As I reviewed Sally Fitzgerald's life with her, I was struck by her evolving, unexpected role as chief editor and translator of the O'Connor oeuvre. Robert Fitzgerald had been approached by Robert Giroux, after the death of O'Connor in 1964, to collect her essays and letters. He agreed to do so, but by then was translating the Iliad-- spending one semester each year at Harvard and the other in Italy. Sally was responsible for the children; however she also devoted herself to this editorial task. She carried across the ocean "mountains of papers" that became Mystery and Manners, published under both their names in 1969. Robert Giroux asked Robert Fitzgerald to collect the letters. He replied that he was too but added, "I will tell you, Sally did the other one".

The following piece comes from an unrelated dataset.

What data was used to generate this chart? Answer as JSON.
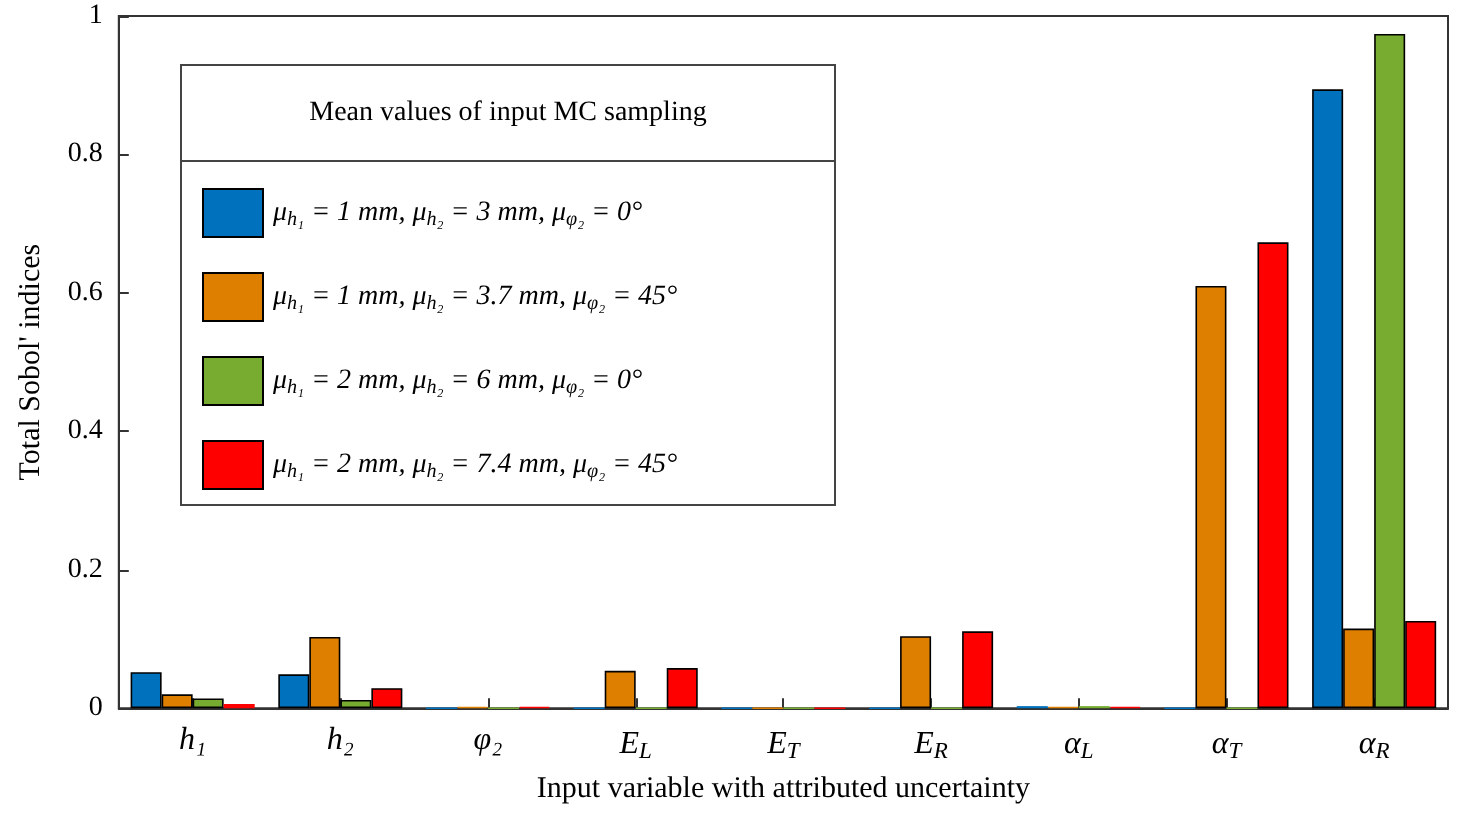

When Sally completed Mystery and Manners in 1969, she was in her late fifties. She finished The Habit of Being ten years later. In the 1980's she collected the materials for the Library of America edition of O'Connor's works. She was writing a biography of O'Connor when she died. For most of Sally Fitzgerald's life, Catholicism, Robert Fitzgerald, her children and Flannery O'Connor were her preoccupations. Yet as her children grew up and her marriage collapsed, she turned more to research, writing and lecturing. Even though some scholars have questioned her efforts to manage the O'Connor literary tradition, few have doubted her dedication or scholarly precision.

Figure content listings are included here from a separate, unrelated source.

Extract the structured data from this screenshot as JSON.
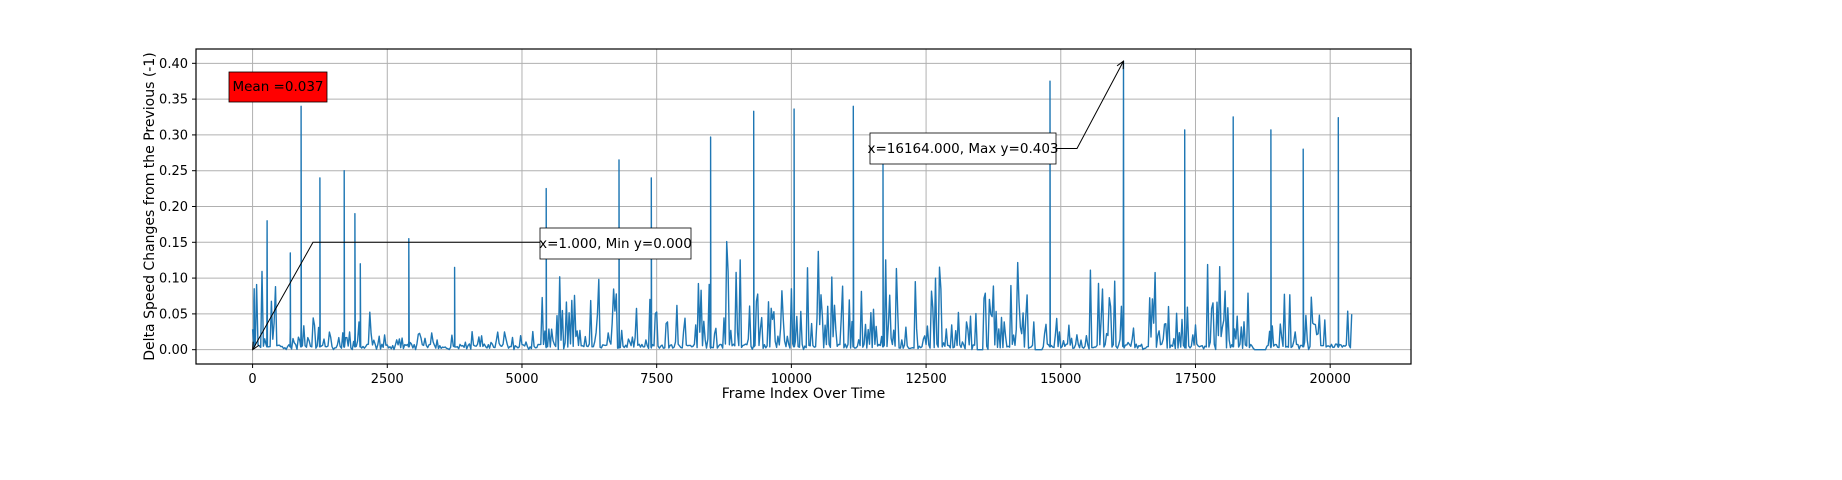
{
  "chart_data": {
    "type": "line",
    "title": "",
    "xlabel": "Frame Index Over Time",
    "ylabel": "Delta Speed Changes from the Previous (-1)",
    "xlim": [
      -1050,
      21500
    ],
    "ylim": [
      -0.02,
      0.42
    ],
    "grid": true,
    "xticks": [
      0,
      2500,
      5000,
      7500,
      10000,
      12500,
      15000,
      17500,
      20000
    ],
    "xtick_labels": [
      "0",
      "2500",
      "5000",
      "7500",
      "10000",
      "12500",
      "15000",
      "17500",
      "20000"
    ],
    "yticks": [
      0.0,
      0.05,
      0.1,
      0.15,
      0.2,
      0.25,
      0.3,
      0.35,
      0.4
    ],
    "ytick_labels": [
      "0.00",
      "0.05",
      "0.10",
      "0.15",
      "0.20",
      "0.25",
      "0.30",
      "0.35",
      "0.40"
    ],
    "series": [
      {
        "color": "#1f77b4",
        "x_range": [
          0,
          20400
        ],
        "peaks": [
          [
            30,
            0.085
          ],
          [
            270,
            0.18
          ],
          [
            700,
            0.135
          ],
          [
            900,
            0.34
          ],
          [
            1250,
            0.24
          ],
          [
            1700,
            0.25
          ],
          [
            1900,
            0.19
          ],
          [
            2000,
            0.12
          ],
          [
            2900,
            0.155
          ],
          [
            3750,
            0.115
          ],
          [
            5450,
            0.225
          ],
          [
            6800,
            0.265
          ],
          [
            7400,
            0.24
          ],
          [
            8500,
            0.297
          ],
          [
            9300,
            0.333
          ],
          [
            10050,
            0.336
          ],
          [
            11150,
            0.34
          ],
          [
            11700,
            0.26
          ],
          [
            14800,
            0.375
          ],
          [
            16164,
            0.403
          ],
          [
            17300,
            0.307
          ],
          [
            18200,
            0.325
          ],
          [
            18900,
            0.307
          ],
          [
            19500,
            0.28
          ],
          [
            20150,
            0.324
          ]
        ],
        "zero_gaps": [
          [
            13450,
            13560
          ],
          [
            14520,
            14660
          ],
          [
            18600,
            18800
          ]
        ]
      }
    ],
    "annotations": [
      {
        "text": "Mean =0.037",
        "box_color": "#ff0000"
      },
      {
        "text": "x=1.000, Min y=0.000",
        "point": [
          1,
          0.0
        ],
        "text_anchor": [
          5400,
          0.15
        ]
      },
      {
        "text": "x=16164.000, Max y=0.403",
        "point": [
          16164,
          0.403
        ],
        "text_anchor": [
          15300,
          0.283
        ]
      }
    ]
  }
}
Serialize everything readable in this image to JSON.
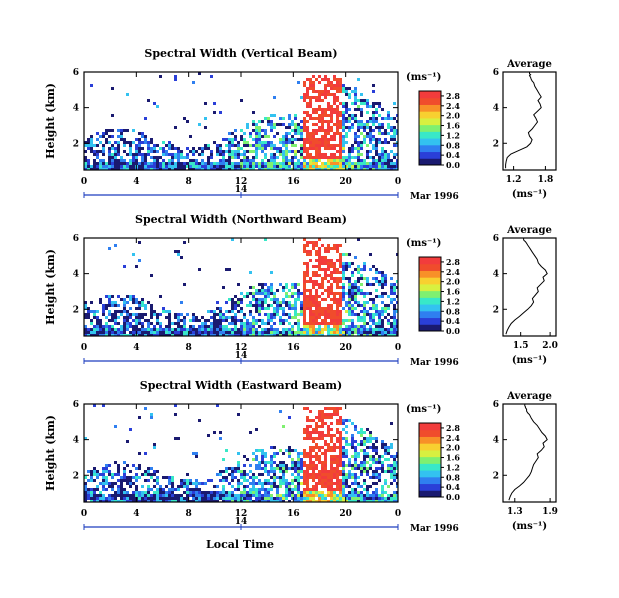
{
  "figure": {
    "xlabel_bottom": "Local Time",
    "date_label": "Mar 1996",
    "date_axis_tick": "14",
    "colorbar_unit": "(ms⁻¹)",
    "avg_title": "Average",
    "avg_xlabel": "(ms⁻¹)",
    "colormap": [
      "#1a1a70",
      "#2a3fd8",
      "#2f7ff0",
      "#33c2f0",
      "#38e8c8",
      "#7ff070",
      "#d8f040",
      "#f8d030",
      "#f89028",
      "#f04c2c",
      "#f23c3c"
    ]
  },
  "chart_data": [
    {
      "type": "heatmap",
      "title": "Spectral Width (Vertical Beam)",
      "ylabel": "Height (km)",
      "x_ticks": [
        "0",
        "4",
        "8",
        "12",
        "16",
        "20",
        "0"
      ],
      "y_ticks": [
        "2",
        "4",
        "6"
      ],
      "xlim": [
        0,
        24
      ],
      "ylim": [
        0.5,
        6
      ],
      "colorbar_ticks": [
        "0.0",
        "0.4",
        "0.8",
        "1.2",
        "1.6",
        "2.0",
        "2.4",
        "2.8"
      ],
      "colorbar_range": [
        0,
        3.0
      ],
      "average": {
        "title": "Average",
        "x_ticks": [
          "1.2",
          "1.8"
        ],
        "xlim": [
          1.0,
          2.0
        ],
        "y_ticks": [
          "2",
          "4",
          "6"
        ],
        "ylim": [
          0.5,
          6
        ],
        "x": [
          1.05,
          1.05,
          1.06,
          1.08,
          1.15,
          1.3,
          1.45,
          1.52,
          1.55,
          1.5,
          1.48,
          1.55,
          1.6,
          1.65,
          1.62,
          1.58,
          1.65,
          1.72,
          1.7,
          1.66,
          1.72,
          1.68,
          1.64,
          1.6,
          1.58,
          1.55,
          1.53,
          1.52,
          1.5,
          1.52,
          1.5,
          1.5
        ],
        "y": [
          0.6,
          0.8,
          1.0,
          1.2,
          1.4,
          1.6,
          1.8,
          2.0,
          2.2,
          2.4,
          2.6,
          2.8,
          3.0,
          3.2,
          3.4,
          3.6,
          3.8,
          4.0,
          4.2,
          4.4,
          4.6,
          4.8,
          5.0,
          5.2,
          5.4,
          5.5,
          5.6,
          5.7,
          5.8,
          5.85,
          5.9,
          6.0
        ]
      }
    },
    {
      "type": "heatmap",
      "title": "Spectral Width (Northward Beam)",
      "ylabel": "Height (km)",
      "x_ticks": [
        "0",
        "4",
        "8",
        "12",
        "16",
        "20",
        "0"
      ],
      "y_ticks": [
        "2",
        "4",
        "6"
      ],
      "xlim": [
        0,
        24
      ],
      "ylim": [
        0.5,
        6
      ],
      "colorbar_ticks": [
        "0.0",
        "0.4",
        "0.8",
        "1.2",
        "1.6",
        "2.0",
        "2.4",
        "2.8"
      ],
      "colorbar_range": [
        0,
        3.0
      ],
      "average": {
        "title": "Average",
        "x_ticks": [
          "1.5",
          "2.0"
        ],
        "xlim": [
          1.2,
          2.1
        ],
        "y_ticks": [
          "2",
          "4",
          "6"
        ],
        "ylim": [
          0.5,
          6
        ],
        "x": [
          1.25,
          1.27,
          1.3,
          1.34,
          1.4,
          1.48,
          1.55,
          1.62,
          1.68,
          1.72,
          1.7,
          1.75,
          1.8,
          1.78,
          1.84,
          1.9,
          1.88,
          1.95,
          1.92,
          1.85,
          1.8,
          1.78,
          1.74,
          1.7,
          1.66,
          1.64,
          1.62,
          1.6,
          1.58,
          1.56,
          1.55,
          1.55
        ],
        "y": [
          0.6,
          0.8,
          1.0,
          1.2,
          1.4,
          1.6,
          1.8,
          2.0,
          2.2,
          2.4,
          2.6,
          2.8,
          3.0,
          3.2,
          3.4,
          3.6,
          3.8,
          4.0,
          4.2,
          4.4,
          4.6,
          4.8,
          5.0,
          5.2,
          5.4,
          5.5,
          5.6,
          5.7,
          5.8,
          5.85,
          5.9,
          6.0
        ]
      }
    },
    {
      "type": "heatmap",
      "title": "Spectral Width (Eastward Beam)",
      "ylabel": "Height (km)",
      "x_ticks": [
        "0",
        "4",
        "8",
        "12",
        "16",
        "20",
        "0"
      ],
      "y_ticks": [
        "2",
        "4",
        "6"
      ],
      "xlim": [
        0,
        24
      ],
      "ylim": [
        0.5,
        6
      ],
      "colorbar_ticks": [
        "0.0",
        "0.4",
        "0.8",
        "1.2",
        "1.6",
        "2.0",
        "2.4",
        "2.8"
      ],
      "colorbar_range": [
        0,
        3.0
      ],
      "average": {
        "title": "Average",
        "x_ticks": [
          "1.3",
          "1.9"
        ],
        "xlim": [
          1.1,
          2.0
        ],
        "y_ticks": [
          "2",
          "4",
          "6"
        ],
        "ylim": [
          0.5,
          6
        ],
        "x": [
          1.2,
          1.22,
          1.25,
          1.3,
          1.38,
          1.45,
          1.5,
          1.55,
          1.58,
          1.6,
          1.62,
          1.66,
          1.7,
          1.68,
          1.75,
          1.8,
          1.78,
          1.85,
          1.82,
          1.76,
          1.72,
          1.68,
          1.62,
          1.58,
          1.55,
          1.52,
          1.5,
          1.5,
          1.48,
          1.48,
          1.47,
          1.47
        ],
        "y": [
          0.6,
          0.8,
          1.0,
          1.2,
          1.4,
          1.6,
          1.8,
          2.0,
          2.2,
          2.4,
          2.6,
          2.8,
          3.0,
          3.2,
          3.4,
          3.6,
          3.8,
          4.0,
          4.2,
          4.4,
          4.6,
          4.8,
          5.0,
          5.2,
          5.4,
          5.5,
          5.6,
          5.7,
          5.8,
          5.85,
          5.9,
          6.0
        ]
      }
    }
  ]
}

Sally Fitzgerald told me that the quality she most admired in Flannery O'Connor was her "passion for getting it right". This drive motivated Sally as well. In her work she learned to be a detective, someone " who liked to read other people's mail". Her dogged persistence is evidenced elsewhere. Even with the demise of her marriage to Robert Fitzgerald, Sally never fully accepted the spiritual reality of divorce. Their marriage may have been interrupted, but their relationship was eternal.
I asked Sally about those times when she and Robert sat around the table with Flannery O'Connor, asked her if she had imagined they might become so closely connected. Her response was, "Not at all, but even in death, Flannery was a friend. She reached out to me when I needed work." Here was a woman of immense intelligence, who formed her identity first through others, yet found a calling that became almost an obsession--resulting in extensive scholarly and biographical materials on O'Connor. In ways that most of us would find unsettling, Sally refused to let her divorce or death transform her view of life. Nonetheless, this same woman, suffering from a fatal illness, also observed: "I never expected to be any of the places I found myself in." Life unfolded for her in surprising ways.
This openness to unexpected events, what Sally called serendipity, along with her faith, tempered qualities that might otherwise have turned to rigidity. Thus, whatever one's own beliefs, it is tempting to see her now in some state of ultimate reconciliation--with Robert Fitzgerald and Flannery O'Connor, sitting at another kitchen table discussing mysteries, manners and meanings. Sally Fitzgerald help some beliefs so fiercely that it became almost impossible for them not to be true. That was indeed her habit of being.
Rosemary M. Magee, PhD, is senior associate dean for resources and planning, Emory College, and a member of the Women's Center Advisory Board. She has written widely on southern women writers and other topics.